I can’t stop thinking about Bush

Alas, for most of you who clicked this post based on the subject line, disappointment will be your friend. This post is political. (The subtle hint was the capital B in Bush.)

A website that is full of hot air tried to convince me recently that Obama is the undisputed king of debt or something to that effect.

So I did a little experiment.

My goal: Show the effect of presidency of George W. Bush on the current status of the national debt. Or we could also call it a battle of “King” vs. “Decider.”

Step 1

Google the phrase: What is the national debt?

This took me to Wikipedia which said, “As of September 9, 2011, the gross debt was $14.71 trillion, of which $10.07 trillion was held by the public and $4.64 trillion was intragovernmental holdings.”

Step 2

Google the phrase: What is the cost of the wars in afghanistan and iraq?

One page (PRI) came up with an estimate of $4 trillion. This estimate is about four times the estimate provided by Obama, because “he’s just citing the figure for the special off-budget war appropriations for the last 10 years.”

Pac-Man Returns: Wide-Mouth Edition


I made a little graph of the results. Hey, look! Pac-Man returns for a sequel! It’s not an exact 80-20, but close enough. It seems that Bush wanted more than his 20 percent. So I call this the wide-mouth version of Pac-Man.

A couple of housekeeping details about my decidedly simplistic graph.

First, I’m putting the cost of the wars in Afghanistan and Iraq squarely on the shoulders of Bush. This isn’t totally fair, even though he was the self-described and world famous Decider. It has to be acknowledged, though, that three more years of the wars have continued under Obama and he hasn’t done enough to bring them to and end.

Second, this tinker toy of a graph only credits Bush with with a share of the debt equal to the costs of the wars (estimated). I’m making the assumption that those costs increased the debt that amount. After all, unlike World Wars I and II, where we sacrificed deeply, we didn’t pay for these new wars out of our pockets. We put them on credit. We didn’t want something like wars impacting our lifestyles. Well, buying things on credit doesn’t come cheap. I heard somewhere that just the interest to fund these wars will turn out to be at least one trillion dollars.

By the end of the Bush administration, the cost of the wars in Iraq and Afghanistan, plus the cumulative interest on the increased borrowing used to fund them, will have added about $1 trillion to the national debt.

Source: The Washington Post

Clearly the interest for putting the wars on credit is not cheap.

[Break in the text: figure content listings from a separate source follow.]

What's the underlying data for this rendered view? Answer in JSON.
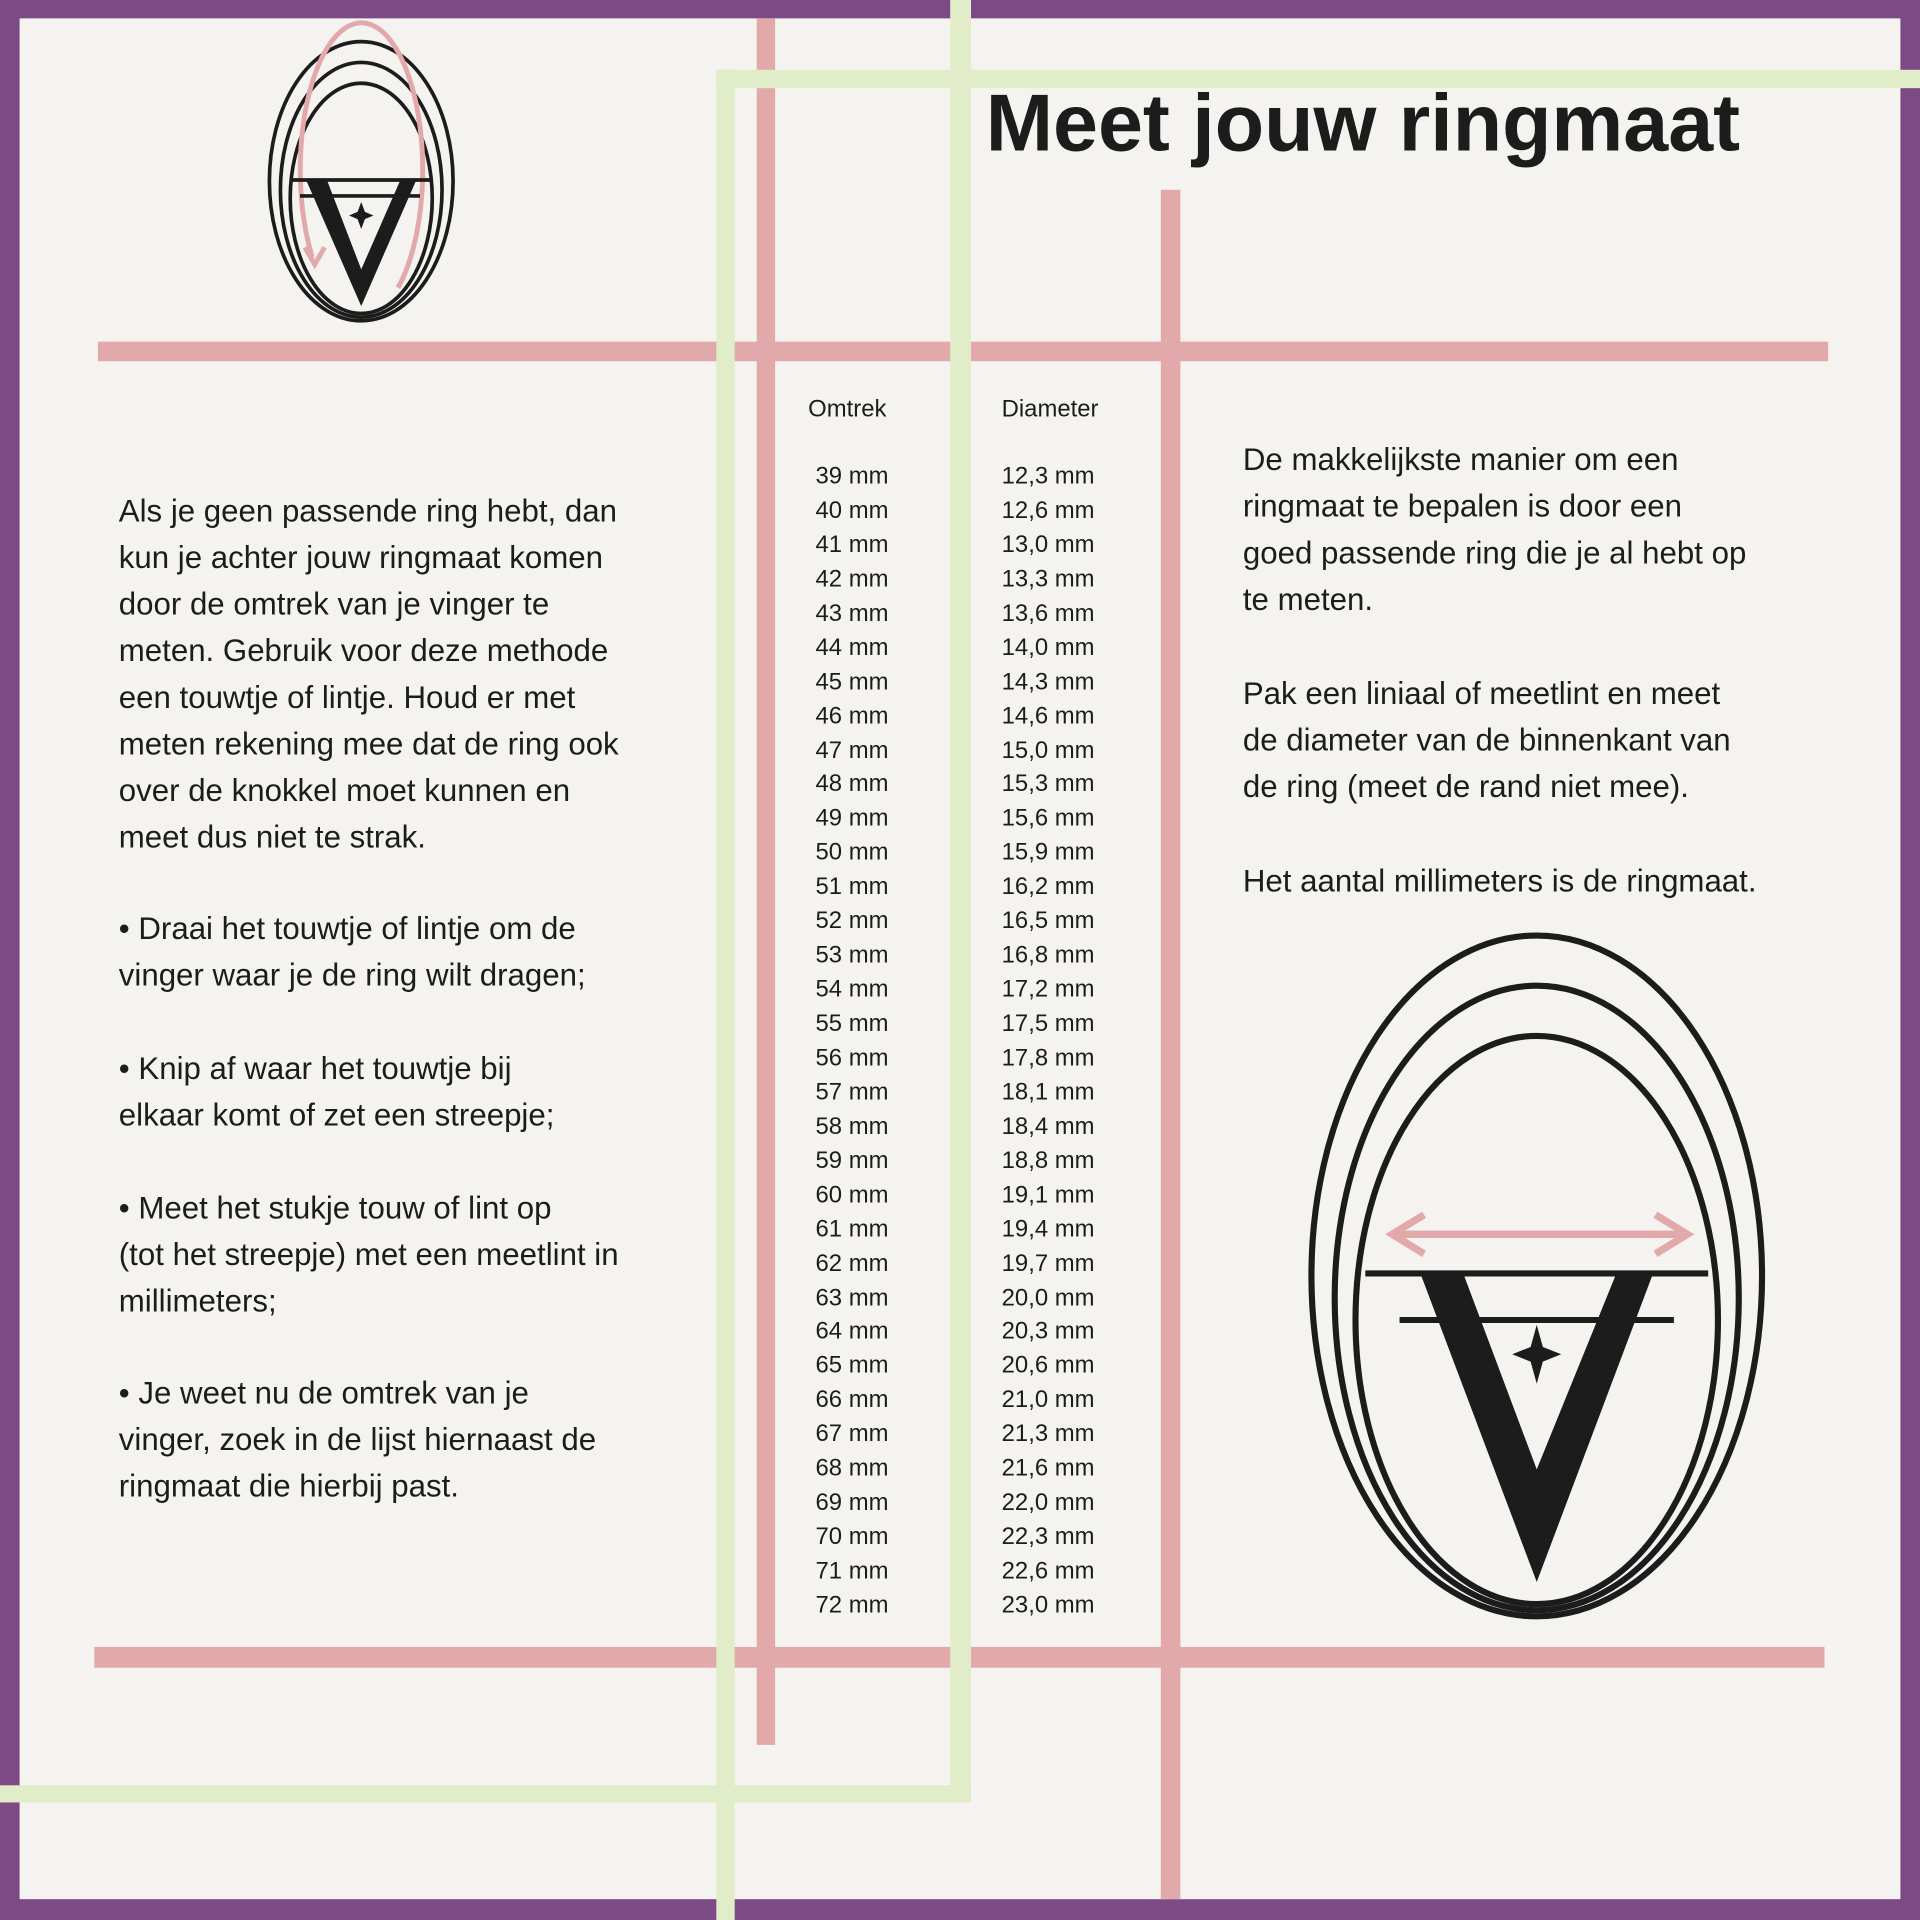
{
  "title": "Meet jouw ringmaat",
  "left_text": {
    "intro": "Als je geen passende ring hebt, dan\nkun je achter jouw ringmaat komen\ndoor de omtrek van je vinger te\nmeten. Gebruik voor deze methode\neen touwtje of lintje. Houd er met\nmeten rekening mee dat de ring ook\nover de knokkel moet kunnen en\nmeet dus niet te strak.",
    "steps": [
      "   • Draai het touwtje of lintje om de\nvinger waar je de ring wilt dragen;",
      "   • Knip af waar het touwtje bij\nelkaar komt of zet een streepje;",
      "   • Meet het stukje touw of lint op\n(tot het streepje) met een meetlint in\nmillimeters;",
      "   • Je weet nu de omtrek van je\nvinger, zoek in de lijst hiernaast de\nringmaat die hierbij past."
    ]
  },
  "table": {
    "headers": [
      "Omtrek",
      "Diameter"
    ],
    "omtrek": [
      "39 mm",
      "40 mm",
      "41 mm",
      "42 mm",
      "43 mm",
      "44 mm",
      "45 mm",
      "46 mm",
      "47 mm",
      "48 mm",
      "49 mm",
      "50 mm",
      "51 mm",
      "52 mm",
      "53 mm",
      "54 mm",
      "55 mm",
      "56 mm",
      "57 mm",
      "58 mm",
      "59 mm",
      "60 mm",
      "61 mm",
      "62 mm",
      "63 mm",
      "64 mm",
      "65 mm",
      "66 mm",
      "67 mm",
      "68 mm",
      "69 mm",
      "70 mm",
      "71 mm",
      "72 mm"
    ],
    "diameter": [
      "12,3 mm",
      "12,6 mm",
      "13,0 mm",
      "13,3 mm",
      "13,6 mm",
      "14,0 mm",
      "14,3 mm",
      "14,6 mm",
      "15,0 mm",
      "15,3 mm",
      "15,6 mm",
      "15,9 mm",
      "16,2 mm",
      "16,5 mm",
      "16,8 mm",
      "17,2 mm",
      "17,5 mm",
      "17,8 mm",
      "18,1 mm",
      "18,4 mm",
      "18,8 mm",
      "19,1 mm",
      "19,4 mm",
      "19,7 mm",
      "20,0 mm",
      "20,3 mm",
      "20,6 mm",
      "21,0 mm",
      "21,3 mm",
      "21,6 mm",
      "22,0 mm",
      "22,3 mm",
      "22,6 mm",
      "23,0 mm"
    ]
  },
  "right_text": {
    "p1": "De makkelijkste manier om een\nringmaat te bepalen is door een\ngoed passende ring die je al hebt op\nte meten.",
    "p2": "Pak een liniaal of meetlint en meet\nde diameter van de binnenkant van\nde ring (meet de rand niet mee).",
    "p3": "Het aantal millimeters is de ringmaat."
  },
  "colors": {
    "frame": "#7c4b86",
    "pink_lines": "#e2a9aa",
    "green_lines": "#e1ecc9",
    "background": "#f4f3ef",
    "text": "#1c1c1c"
  },
  "icons": {
    "small_logo": "ring-circumference-logo-icon",
    "large_logo": "ring-diameter-logo-icon"
  }
}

On the other hand, the pie slice attributes absolutely nothing else to Bush, and we all know he did other things to raise the national debt.

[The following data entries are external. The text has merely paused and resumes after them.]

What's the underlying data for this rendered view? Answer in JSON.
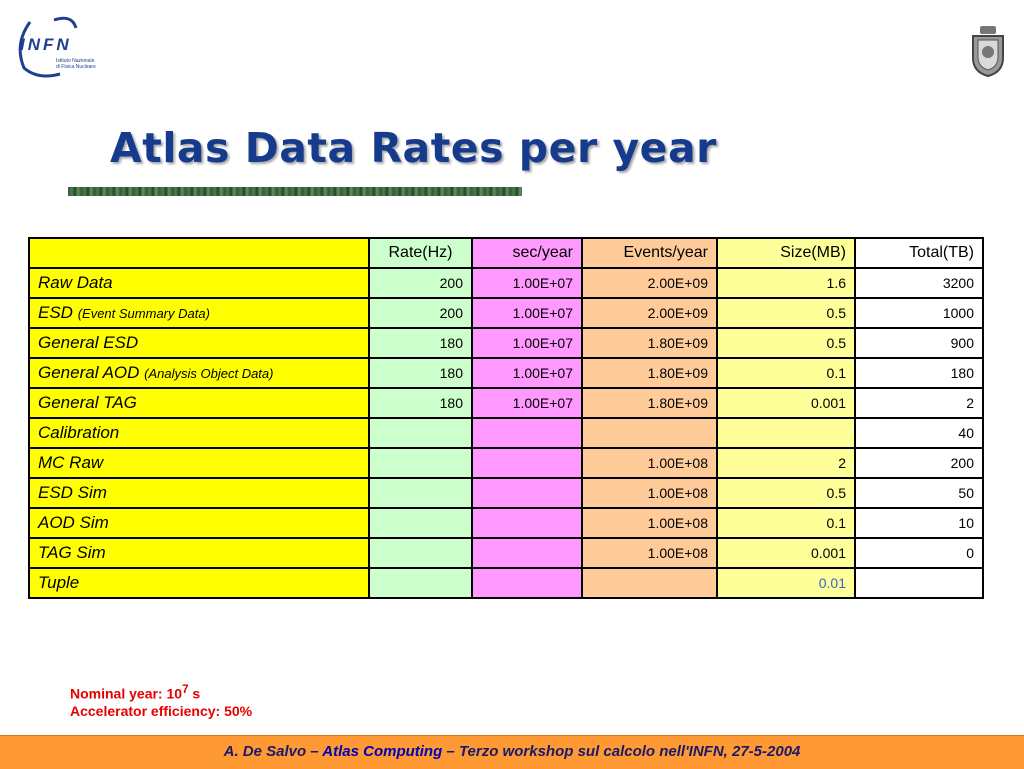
{
  "header": {
    "logo_text": "INFN",
    "logo_subtext_1": "Istituto Nazionale",
    "logo_subtext_2": "di Fisica Nucleare"
  },
  "slide": {
    "title": "Atlas Data Rates per year"
  },
  "table": {
    "columns": [
      "",
      "Rate(Hz)",
      "sec/year",
      "Events/year",
      "Size(MB)",
      "Total(TB)"
    ],
    "rows": [
      {
        "name": "Raw Data",
        "sub": "",
        "rate": "200",
        "sec": "1.00E+07",
        "events": "2.00E+09",
        "size": "1.6",
        "total": "3200"
      },
      {
        "name": "ESD",
        "sub": "(Event Summary Data)",
        "rate": "200",
        "sec": "1.00E+07",
        "events": "2.00E+09",
        "size": "0.5",
        "total": "1000"
      },
      {
        "name": "General ESD",
        "sub": "",
        "rate": "180",
        "sec": "1.00E+07",
        "events": "1.80E+09",
        "size": "0.5",
        "total": "900"
      },
      {
        "name": "General AOD",
        "sub": "(Analysis Object Data)",
        "rate": "180",
        "sec": "1.00E+07",
        "events": "1.80E+09",
        "size": "0.1",
        "total": "180"
      },
      {
        "name": "General TAG",
        "sub": "",
        "rate": "180",
        "sec": "1.00E+07",
        "events": "1.80E+09",
        "size": "0.001",
        "total": "2"
      },
      {
        "name": "Calibration",
        "sub": "",
        "rate": "",
        "sec": "",
        "events": "",
        "size": "",
        "total": "40"
      },
      {
        "name": "MC Raw",
        "sub": "",
        "rate": "",
        "sec": "",
        "events": "1.00E+08",
        "size": "2",
        "total": "200"
      },
      {
        "name": "ESD Sim",
        "sub": "",
        "rate": "",
        "sec": "",
        "events": "1.00E+08",
        "size": "0.5",
        "total": "50"
      },
      {
        "name": "AOD Sim",
        "sub": "",
        "rate": "",
        "sec": "",
        "events": "1.00E+08",
        "size": "0.1",
        "total": "10"
      },
      {
        "name": "TAG Sim",
        "sub": "",
        "rate": "",
        "sec": "",
        "events": "1.00E+08",
        "size": "0.001",
        "total": "0"
      },
      {
        "name": "Tuple",
        "sub": "",
        "rate": "",
        "sec": "",
        "events": "",
        "size": "0.01",
        "total": ""
      }
    ]
  },
  "notes": {
    "line1_prefix": "Nominal year: 10",
    "line1_sup": "7",
    "line1_suffix": " s",
    "line2": "Accelerator efficiency: 50%"
  },
  "footer": {
    "author": "A. De Salvo – ",
    "title": "Atlas Computing",
    "rest": "  – Terzo workshop sul calcolo nell'INFN, 27-5-2004"
  },
  "colors": {
    "title": "#163a8c",
    "name_col": "#ffff00",
    "rate_col": "#ccffcc",
    "sec_col": "#ff99ff",
    "events_col": "#ffcc99",
    "size_col": "#ffff99",
    "footer_bg": "#ff9933",
    "note_red": "#e60000"
  }
}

Therefore, I personally think the graph is an excellent representation of the effects of a single human being (namely George W. Bush) on the national debt.

That’s my case against Obama being known as the “undisputed king of debt.” Yes, like Hot Air points out, we’re still comparing eight years of Bush against three years of Obama. That is true and, at the end of Obama’s presidency, the graph might look a lot different.

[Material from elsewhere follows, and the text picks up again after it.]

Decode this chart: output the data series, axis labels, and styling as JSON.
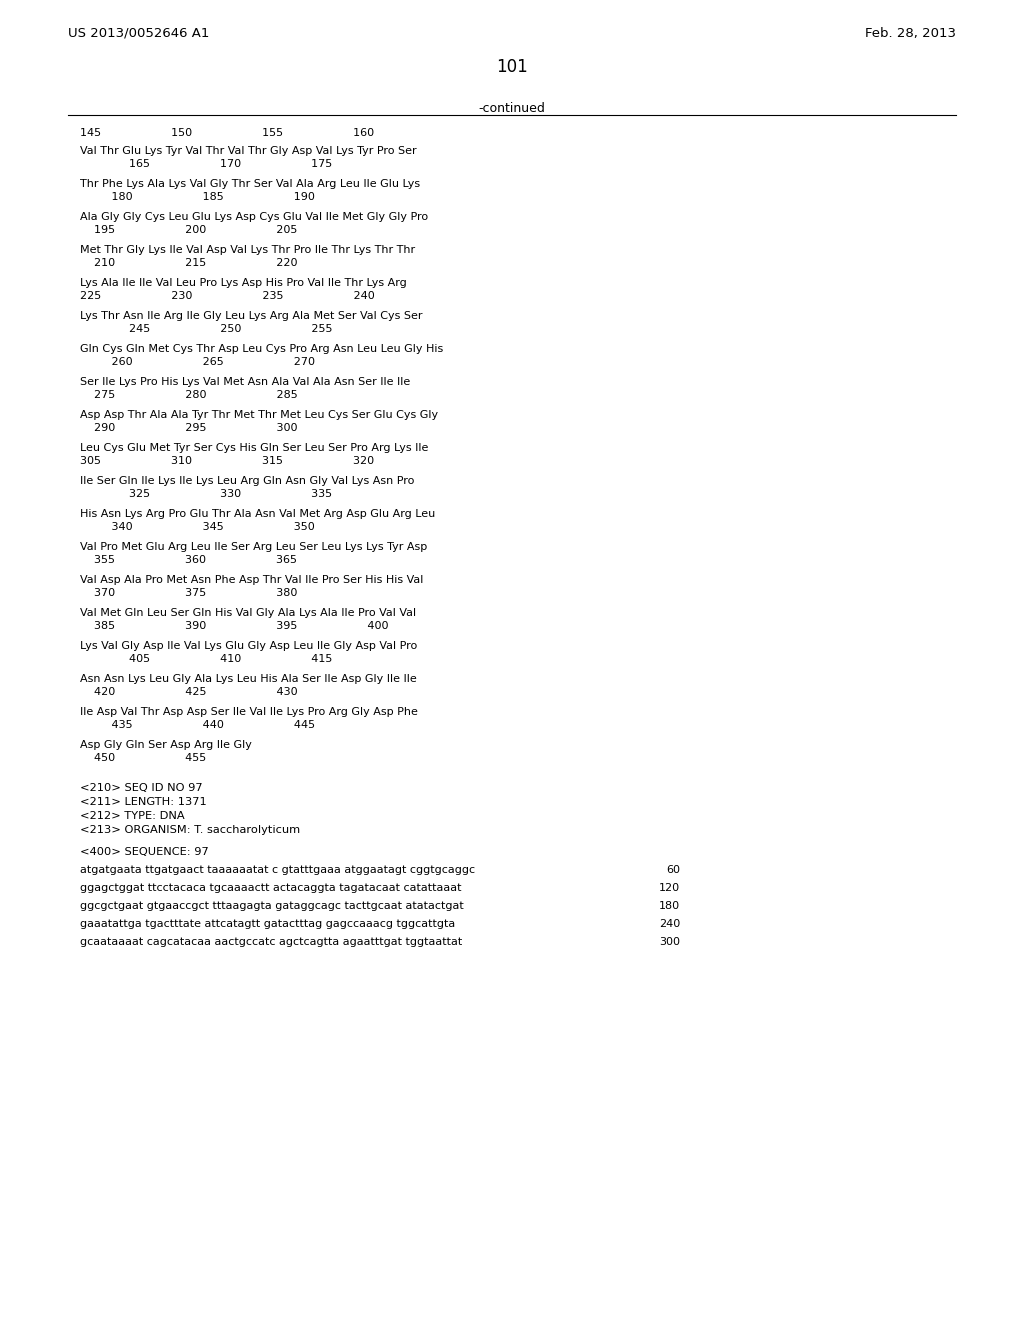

I will close out this post by admitting this: I originally thought the graph would end up looking more 50-50 and less like Pac-Man. That is what my gut told me but my research didn’t bear that hypothesis out. Still, I think that is one whopping big pie slice for a single man. That is my main point here.

When we get into macroeconomics there are often many difficult, confusing and conflicting ways to look at things and break the numbers down. No doubt a lot of people will rip my reasoning to shreds here. Have at it. Got differing opinions? I’d love to hear them. I’m not doubt wrong about a lot of the nitty gritty details and my assumptions and my limited understanding of things so macro. Feel free to correct me all you want. 🙂

4 responses

  1. You’ve chosen some delicious-looking colors for your pie chart.

    I found this set of charts about the economy, showing where the U.S. was in January 2009 and where we are now. We are in bad, bad shape, and there’s nothing good in sight if we continue on this ruinous path. The Obama Presidency By the Numbers:


    1. Thanks for the link. That was interesting stuff. I can’t help wondering, though, how many of those facts are a direct result of Obama presidency. Like the decline in median home value. Perhaps things like the rampant greed of the repugnant banking and mortgage industries had a little something to do with it? Who is to blame? Industry? Obama? Bush inertia?

      My graph tries to pin things down that a “Decider” could be directly responsible for. Things like the longest war in American history.

      My graph doesn’t address the two tax cuts by Bush, either. That’s another estimated $1.3 trillion that could have made his slice in the deliciously-colored chart even bigger than shown.


  2. I actually blame Cheney, but I suppose that’s not the issue.


    1. I understand that feeling. Especially with his book out and him spouting his opinions about this, that and the other thing.